Heroes of the 1980 strikes which gave birth to Poland's legendary anti-communist Solidarity trade union on Monday slammed a film by the Oscar-winning German director Volker Schloendorff dramatising the rise of the Soviet bloc's only trade union.
Due to premiere Monday in Gdansk, the Baltic Sea port and cradle of the historic Solidarity union, the film - Strike - the Hero from Gdansk (Strajk -Die Heldin von Danzig), was slammed as "offensive" by several of the real-life heroes who founded the trade union. Schloendorff loosely based the script on key Solidarity activist Anna Walentynowicz, a crane operator whose firing in August 1980 sparked the famous strike at the Gdansk shipyard which gave birth to Solidarity.

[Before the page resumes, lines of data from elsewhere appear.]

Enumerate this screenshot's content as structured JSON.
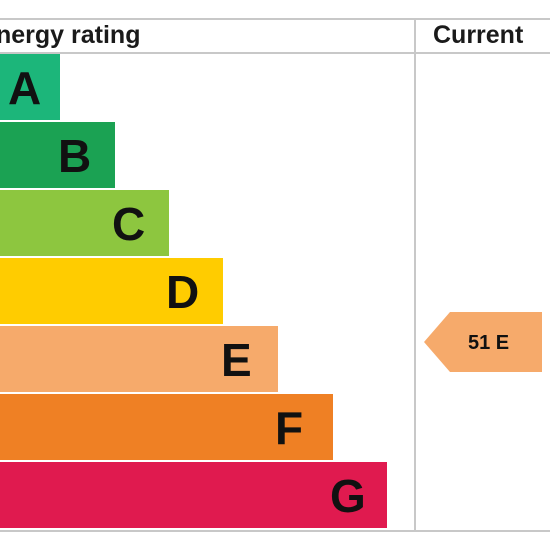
{
  "chart_data": {
    "type": "bar",
    "headers": {
      "rating": "nergy rating",
      "current": "Current"
    },
    "categories": [
      "A",
      "B",
      "C",
      "D",
      "E",
      "F",
      "G"
    ],
    "colors": [
      "#1cb67a",
      "#1ba253",
      "#8dc63f",
      "#ffcc00",
      "#f6aa6b",
      "#ef8024",
      "#e01a4f"
    ],
    "current": {
      "value": 51,
      "band": "E",
      "label": "51 E",
      "color": "#f6aa6b"
    }
  }
}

"This film does not present the true facts of Anna Walentynowicz' s life," Solidarity activist Joanna Gwiazda said Monday in Gdansk, quoted by the Polish PAP news agency. Gwiazda said Schloendorff misrepresented Walentynowicz as being illiterate and skewed facts about her personal life. Joanna's husband and fellow activist Andrzej Gwiazda also accused Schloendorff of misrepresenting Poles and falling victim to national stereotypes. "The film shows poorly-educated and hard-drinking shipyard workers - it fits perfectly with the (false) vision of Poles as drunks and thieves," he said.
A spokesperson for Walentynowicz said the pensioner was threatening a lawsuit should Schloendorff refuse to cut several scenes she finds slanderous. Schloendorff was awarded a Best Foreign Language Film Oscar in 1980 for The Tin Drum, also made in Gdansk.